更新:大手3Dプリントサイトは、マンハッタンの地方検事アルビン・ブラッグ氏の要請を受け、ダウンロード可能な銃の設計図をライブラリから削除することに同意した。しかし、他の多くのサイトが銃の設計図や部品をダウンロードできるようにしているため、3Dプリント武器の普及に歯止めをかける可能性は低いだろう。

ブラッグ氏は今年初め、3Dプリンター企業に対し、自社のサービスが銃器の製造に利用されないよう徹底するよう求める書簡を送付した。土曜日、ブラッグ氏は、そうした企業の一つであるThingiverseが、実際に使える銃器のモデルを自社サイトから削除すると発表した。同社は人気の無料3D設計ファイルライブラリを運営しており、利用規約で既に武器の投稿を禁止していたが、現在、モデレーション手順と技術の改善を約束している。

「Thingiverseでは、安全性と創造性は密接に関連しています」と、Thingiverseの副社長であるロブ・フェルドカンプ氏は、この記事の初版公開後に広報担当者から受け取った声明の中で述べています。「実用銃器、銃の重要な部品、あるいは殺傷力を高めるアクセサリーのデザインの共有は長年禁止してきましたが、コスプレ用の小道具、エアソフトガンの模型、おもちゃのレプリカは引き続き歓迎します。」

ThingiverseはThe Registerに対し、Braggとの合意に基づき、より多くの武器ファイルのアップロードを捕捉するために、モデレーションプロセスにAI自動化を導入したことを認めた。ただし、削除の最終決定権は人間のモデレーターが持つとしている。

「ゴーストガン」

法執行当局は、3Dプリント銃やその他の自家製銃器を「ゴーストガン」と呼んでいます。シリアル番号がないため、事実上追跡不可能だからです。米国当局は長年にわたり、これらの銃器の拡散を阻止しようと努めてきました。

米国アルコール・タバコ・火器及び爆発物取締局(ATF)によると、2017年から2021年の間に、法執行機関は37,980丁[PDF]の銃を連邦機関に追跡のために提出した。銃の安全を推進する団体「Everytown for Gun Safety」は、ゴーストガンを使った銃撃事件のリストを2013年まで遡って保管しており、本稿執筆時点では208件が掲載されている。

ユナイテッドヘルスケアのCEOブライアン・トンプソン氏殺害の容疑で告発されているルイジ・マンジョーネは、3Dプリントされた銃を使用したと報じられている。

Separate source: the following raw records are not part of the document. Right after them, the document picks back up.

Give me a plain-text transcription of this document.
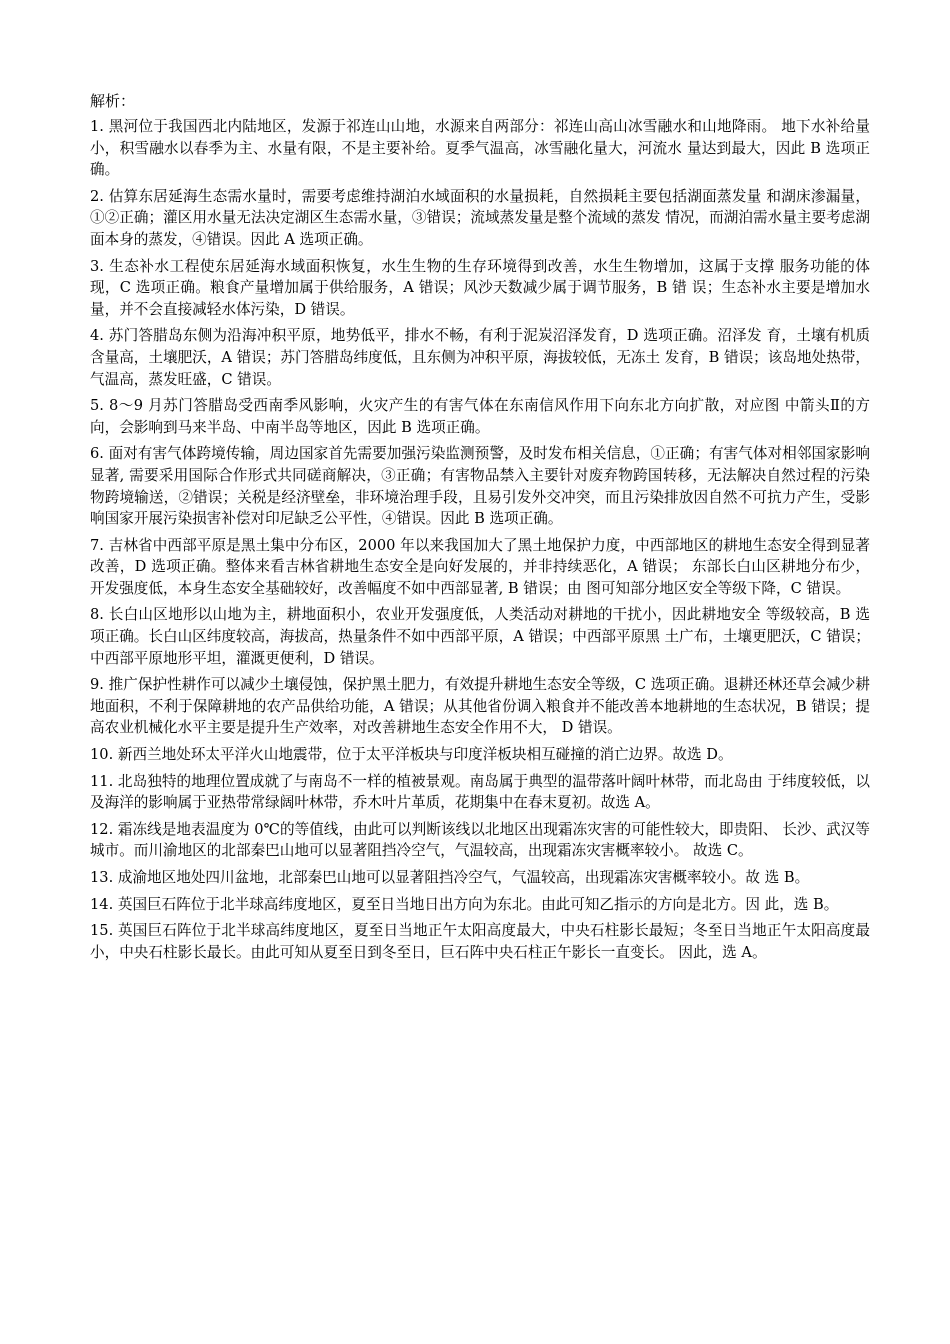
解析：
1. 黑河位于我国西北内陆地区，发源于祁连山山地，水源来自两部分：祁连山高山冰雪融水和山地降雨。 地下水补给量小，积雪融水以春季为主、水量有限，不是主要补给。夏季气温高，冰雪融化量大，河流水 量达到最大，因此 B 选项正确。
2. 估算东居延海生态需水量时，需要考虑维持湖泊水域面积的水量损耗，自然损耗主要包括湖面蒸发量 和湖床渗漏量，①②正确；灌区用水量无法决定湖区生态需水量，③错误；流域蒸发量是整个流域的蒸发 情况，而湖泊需水量主要考虑湖面本身的蒸发，④错误。因此 A 选项正确。
3. 生态补水工程使东居延海水域面积恢复，水生生物的生存环境得到改善，水生生物增加，这属于支撑 服务功能的体现，C 选项正确。粮食产量增加属于供给服务，A 错误；风沙天数减少属于调节服务，B 错 误；生态补水主要是增加水量，并不会直接减轻水体污染，D 错误。
4. 苏门答腊岛东侧为沿海冲积平原，地势低平，排水不畅，有利于泥炭沼泽发育，D 选项正确。沼泽发 育，土壤有机质含量高，土壤肥沃，A 错误；苏门答腊岛纬度低，且东侧为冲积平原，海拔较低，无冻土 发育，B 错误；该岛地处热带，气温高，蒸发旺盛，C 错误。
5. 8～9 月苏门答腊岛受西南季风影响，火灾产生的有害气体在东南信风作用下向东北方向扩散，对应图 中箭头Ⅱ的方向，会影响到马来半岛、中南半岛等地区，因此 B 选项正确。
6. 面对有害气体跨境传输，周边国家首先需要加强污染监测预警，及时发布相关信息，①正确；有害气体对相邻国家影响显著, 需要采用国际合作形式共同磋商解决，③正确；有害物品禁入主要针对废弃物跨国转移，无法解决自然过程的污染物跨境输送，②错误；关税是经济壁垒，非环境治理手段，且易引发外交冲突，而且污染排放因自然不可抗力产生，受影响国家开展污染损害补偿对印尼缺乏公平性，④错误。因此 B 选项正确。
7. 吉林省中西部平原是黑土集中分布区，2000 年以来我国加大了黑土地保护力度，中西部地区的耕地生态安全得到显著改善，D 选项正确。整体来看吉林省耕地生态安全是向好发展的，并非持续恶化，A 错误； 东部长白山区耕地分布少，开发强度低，本身生态安全基础较好，改善幅度不如中西部显著, B 错误；由 图可知部分地区安全等级下降，C 错误。
8. 长白山区地形以山地为主，耕地面积小，农业开发强度低，人类活动对耕地的干扰小，因此耕地安全 等级较高，B 选项正确。长白山区纬度较高，海拔高，热量条件不如中西部平原，A 错误；中西部平原黑 土广布，土壤更肥沃，C 错误；中西部平原地形平坦，灌溉更便利，D 错误。
9. 推广保护性耕作可以减少土壤侵蚀，保护黑土肥力，有效提升耕地生态安全等级，C 选项正确。退耕还林还草会减少耕地面积，不利于保障耕地的农产品供给功能，A 错误；从其他省份调入粮食并不能改善本地耕地的生态状况，B 错误；提高农业机械化水平主要是提升生产效率，对改善耕地生态安全作用不大， D 错误。
10. 新西兰地处环太平洋火山地震带，位于太平洋板块与印度洋板块相互碰撞的消亡边界。故选 D。
11. 北岛独特的地理位置成就了与南岛不一样的植被景观。南岛属于典型的温带落叶阔叶林带，而北岛由 于纬度较低，以及海洋的影响属于亚热带常绿阔叶林带，乔木叶片革质，花期集中在春末夏初。故选 A。
12. 霜冻线是地表温度为 0℃的等值线，由此可以判断该线以北地区出现霜冻灾害的可能性较大，即贵阳、 长沙、武汉等城市。而川渝地区的北部秦巴山地可以显著阻挡冷空气，气温较高，出现霜冻灾害概率较小。 故选 C。
13. 成渝地区地处四川盆地，北部秦巴山地可以显著阻挡冷空气，气温较高，出现霜冻灾害概率较小。故 选 B。
14. 英国巨石阵位于北半球高纬度地区，夏至日当地日出方向为东北。由此可知乙指示的方向是北方。因 此，选 B。
15. 英国巨石阵位于北半球高纬度地区，夏至日当地正午太阳高度最大，中央石柱影长最短；冬至日当地正午太阳高度最小，中央石柱影长最长。由此可知从夏至日到冬至日，巨石阵中央石柱正午影长一直变长。 因此，选 A。
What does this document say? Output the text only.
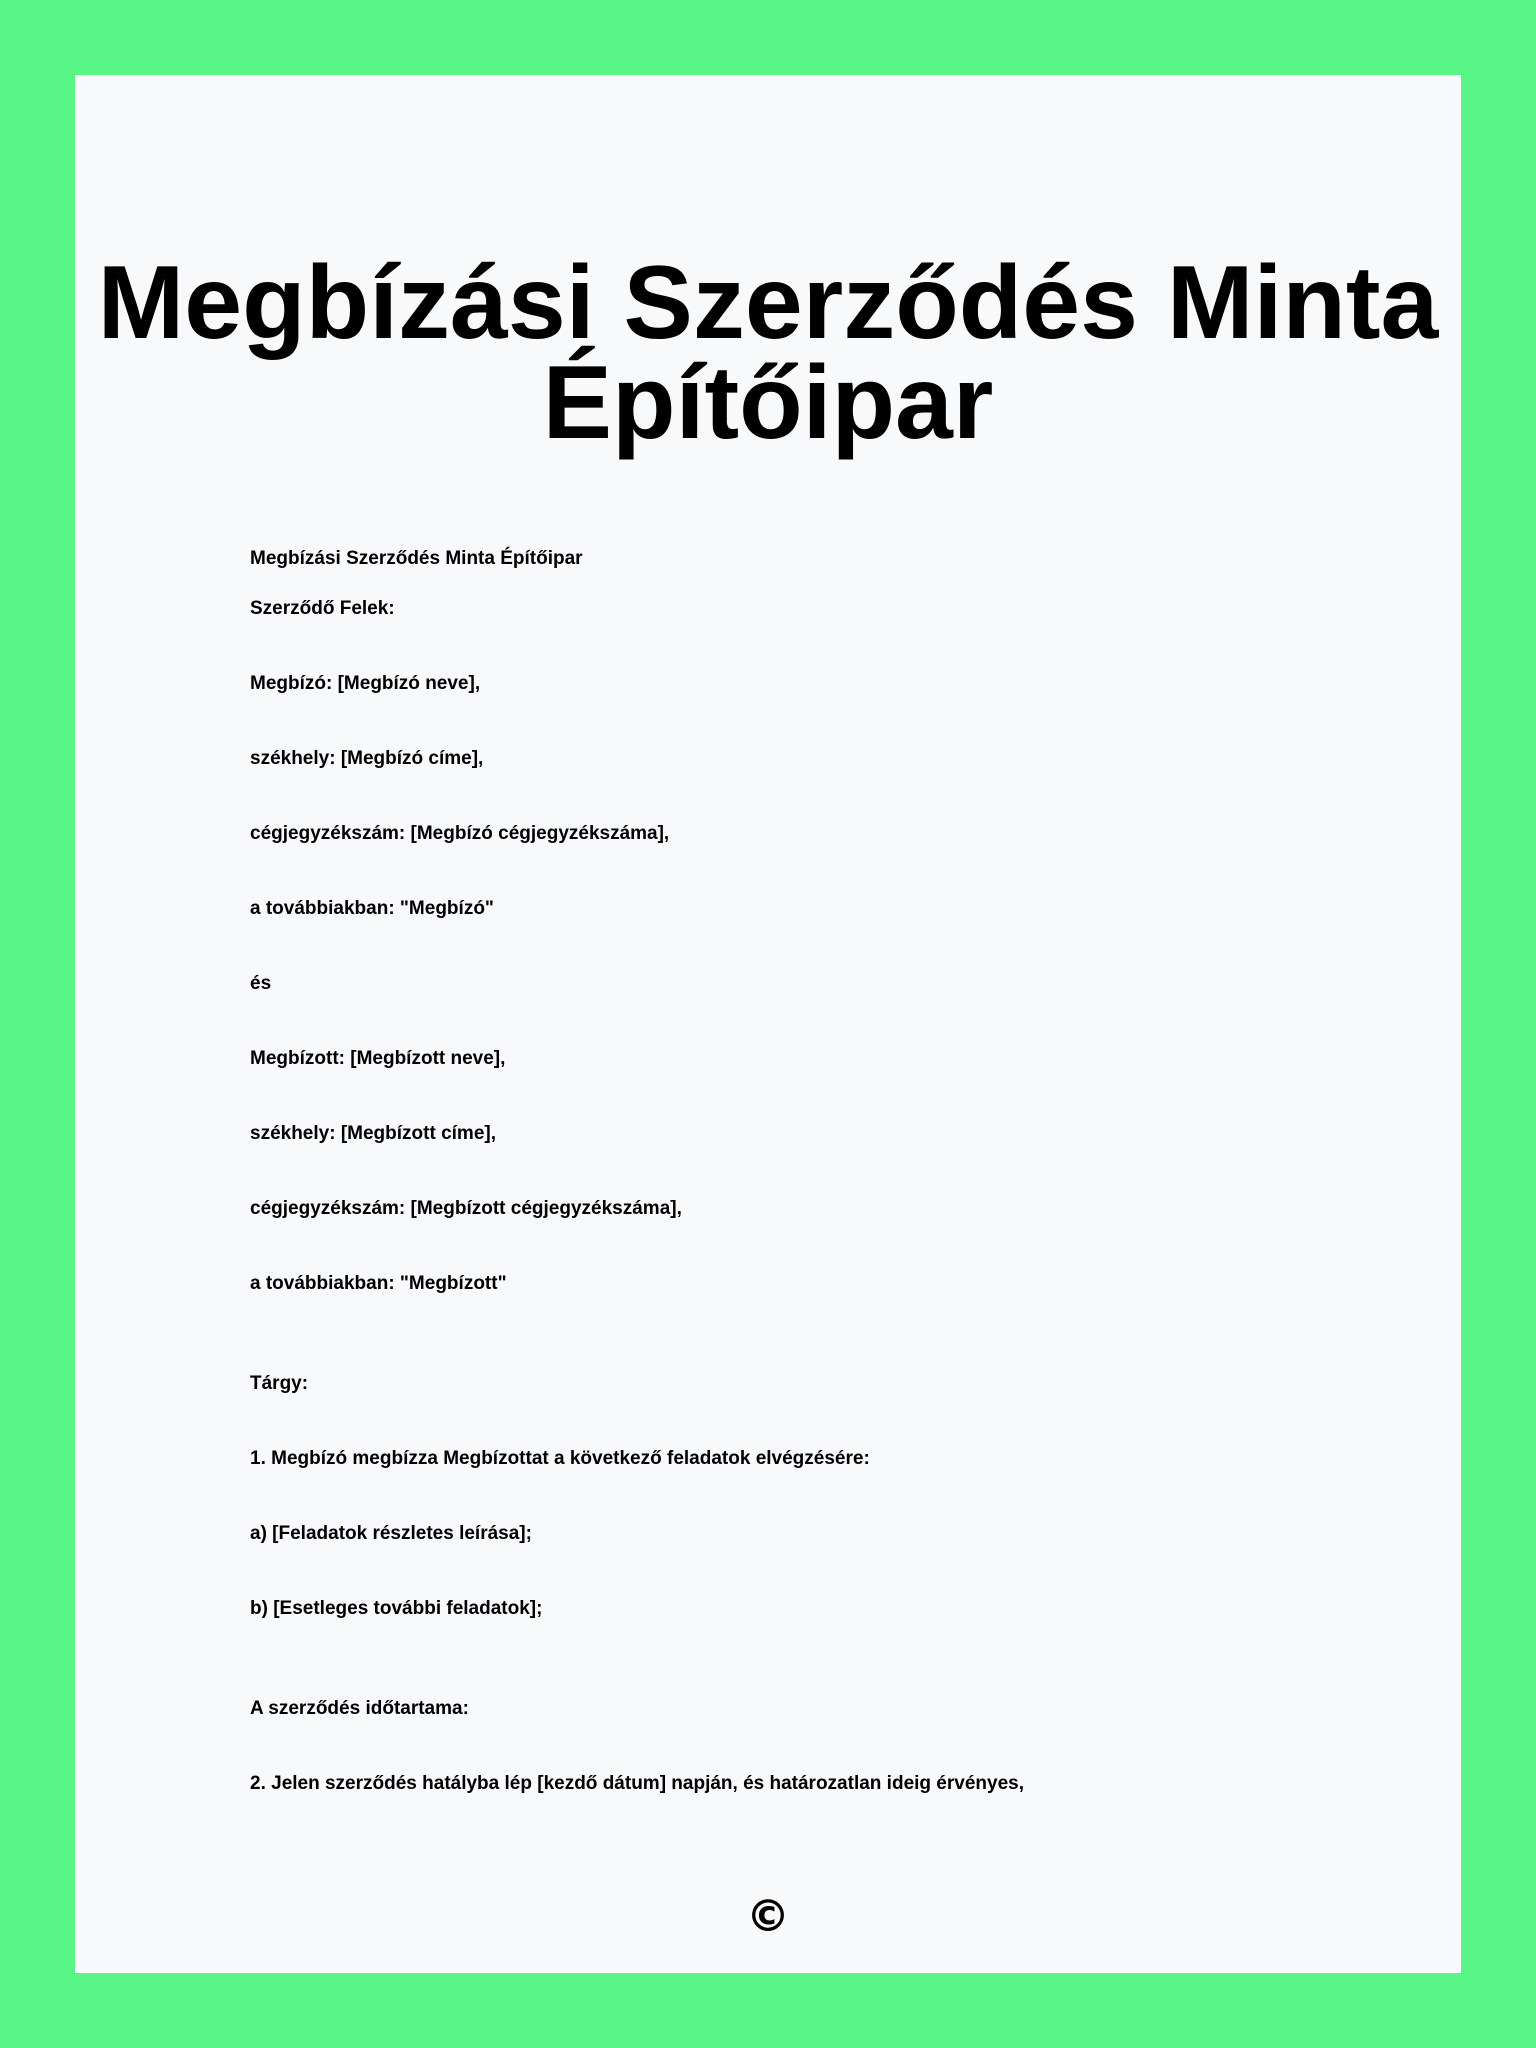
Megbízási Szerződés Minta
Építőipar
Megbízási Szerződés Minta Építőipar
Szerződő Felek:
Megbízó: [Megbízó neve],
székhely: [Megbízó címe],
cégjegyzékszám: [Megbízó cégjegyzékszáma],
a továbbiakban: "Megbízó"
és
Megbízott: [Megbízott neve],
székhely: [Megbízott címe],
cégjegyzékszám: [Megbízott cégjegyzékszáma],
a továbbiakban: "Megbízott"
Tárgy:
1. Megbízó megbízza Megbízottat a következő feladatok elvégzésére:
a) [Feladatok részletes leírása];
b) [Esetleges további feladatok];
A szerződés időtartama:
2. Jelen szerződés hatályba lép [kezdő dátum] napján, és határozatlan ideig érvényes,
©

ブラッグ氏は3月、3DプリンターメーカーのCrealityにも書簡を送り、同社の製品が銃の設計図を検知し、製造を拒否できるようにするよう要請した。

検察官事務所によると、検察官はベンダーと現在も協議中で、協力を得たいと考えているものの、発表できる合意にはまだ至っていないとのことだ。Crealityにコメントを求めたが、返答は得られていない。検察官はまた、YouTubeと協力して、同プラットフォームにおける3D銃器関連動画の配信制限に取り組んでいる。

さらに、ブラッグ氏は、銃の3DプリントをD級重罪、銃の設計ファイルの配布をA級軽罪とする新たな法律の制定を求めている。2023年には、ニューヨーク州上院議員のジェニファー・ラジクマール氏が、州内で販売されるすべての3Dプリンターに身元調査を義務付ける法案を提出した。しかし、この提案は委員会を通過することはなかった。

3Dプリントされた銃器ファイルの入手を禁止する法律が憲法修正第一条に違反するかどうかは不明です。3月に最高裁判所は、ATF(米国銃器検査局)がゴーストガンを規制できると判決しました[PDF]。しかし、3D設計ファイルについては具体的な言及はありませんでした。

論争から遠ざかる

いずれにせよ、Thingiverse は 3D プリントの専門家の間では人気があるかもしれませんが、独自の銃を作りたい人は他の選択肢を検討しています。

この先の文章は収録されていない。